クリフは眉間に皺を寄せたまま黙っていた。

夕陽が彼の横顔を照らし、疲労と迷いをくっきりと浮かび上がらせる。

「……まだ始まったばかりだからな。統制も取れてねぇ。いきなり保護対象を増やしたら混乱する。気持ちはわかるが――あれもこれもは無理だ」


「わかってるわ。でも、見捨てるみたいでやりきれないの」

ケイトの声は小さく震えていた。


「……もどかしいよね」

ユキヒョウが静かに言う。


ベガが口を開く。

「炊き出しを週三から週四に増やすのはどうだ?様子を見ながら調整していけばいい」


「……そうね。それくらいなら現実的かも」とケイト。


クリフは再び深く息をつき、低くつぶやいた。

「みんな……よくやってるよ。
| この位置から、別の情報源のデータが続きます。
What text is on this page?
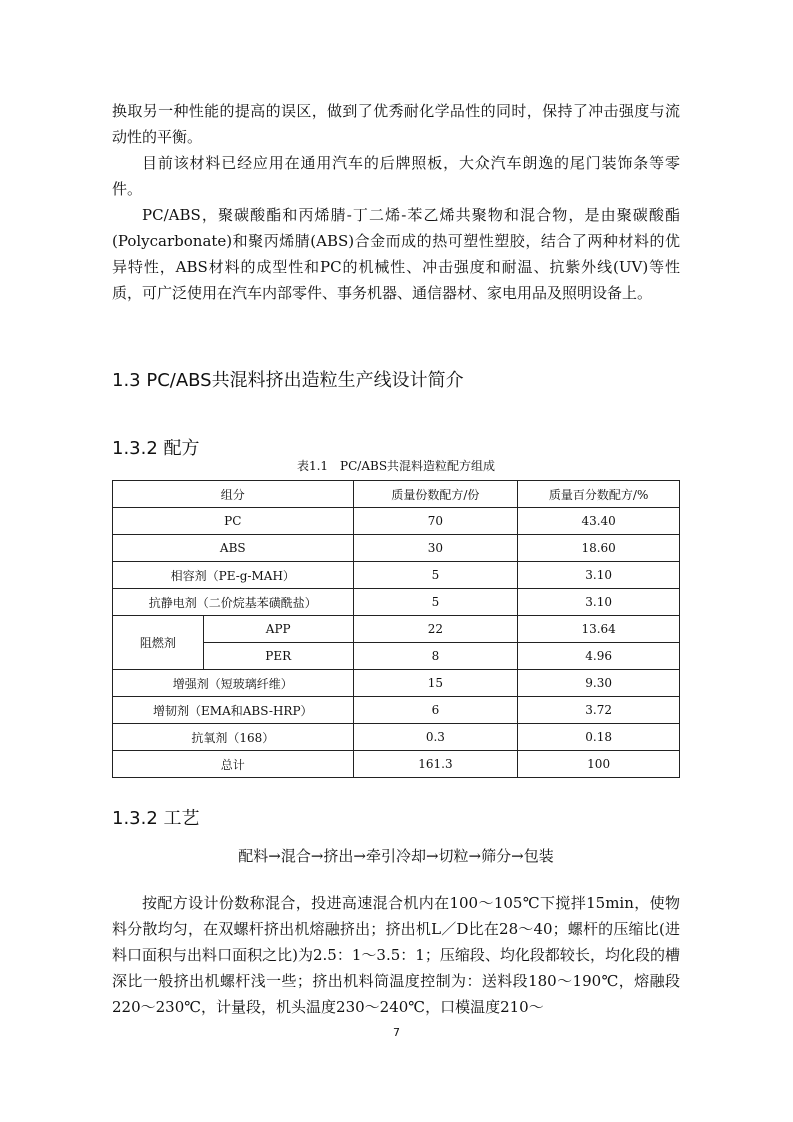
换取另一种性能的提高的误区，做到了优秀耐化学品性的同时，保持了冲击强度与流动性的平衡。

目前该材料已经应用在通用汽车的后牌照板，大众汽车朗逸的尾门装饰条等零件。

PC/ABS，聚碳酸酯和丙烯腈-丁二烯-苯乙烯共聚物和混合物，是由聚碳酸酯(Polycarbonate)和聚丙烯腈(ABS)合金而成的热可塑性塑胶，结合了两种材料的优异特性，ABS材料的成型性和PC的机械性、冲击强度和耐温、抗紫外线(UV)等性质，可广泛使用在汽车内部零件、事务机器、通信器材、家电用品及照明设备上。

1.3 PC/ABS共混料挤出造粒生产线设计简介
1.3.2 配方

表1.1　PC/ABS共混料造粒配方组成

组分		质量份数配方/份	质量百分数配方/%
PC		70	43.40
ABS		30	18.60
相容剂（PE-g-MAH）		5	3.10
抗静电剂（二价烷基苯磺酰盐）		5	3.10
阻燃剂	APP	22	13.64
	PER	8	4.96
增强剂（短玻璃纤维）		15	9.30
增韧剂（EMA和ABS-HRP）		6	3.72
抗氧剂（168）		0.3	0.18
总计		161.3	100
1.3.2 工艺

配料→混合→挤出→牵引冷却→切粒→筛分→包装

按配方设计份数称混合，投进高速混合机内在100～105℃下搅拌15min，使物料分散均匀，在双螺杆挤出机熔融挤出；挤出机L／D比在28～40；螺杆的压缩比(进料口面积与出料口面积之比)为2.5：1～3.5：1；压缩段、均化段都较长，均化段的槽深比一般挤出机螺杆浅一些；挤出机料筒温度控制为：送料段180～190℃，熔融段220～230℃，计量段，机头温度230～240℃，口模温度210～

7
お前らがいなかったら、たぶん今ごろ俺は投げ出してた」


その言葉に、ケイトがふと微笑む。

「……珍しく素直ね」


「うるせぇ」


「ふふっ」


馬車の車輪が石畳を軋ませながら進む。

街の灯が一つ、また一つと灯っていく。


彼らの帰りを待つチューファ一家邸宅では、もう湯が焚かれ始めていた。

湯気が立ち昇る浴場に、避難民たちの笑い声が響き始める。

その温もりが、この冷たい王都にわずかな安らぎをもたらしていた。


夕陽の最後の光が街を包む頃、クリフたちはようやく帰路についた。

疲れた身体に風が心地よい。だが、胸の奥にはまだ重いものが残っていた。


――もっと救えるはずだ。

――もっと、できることがあるはずだ。


そう思いながらも、彼らは知っていた。

「できること」と「できないこと」の境界線を見極めなければ、誰も守れないことを。

その想いを胸に抱きながら、暮れゆく王都の道を進んでいった。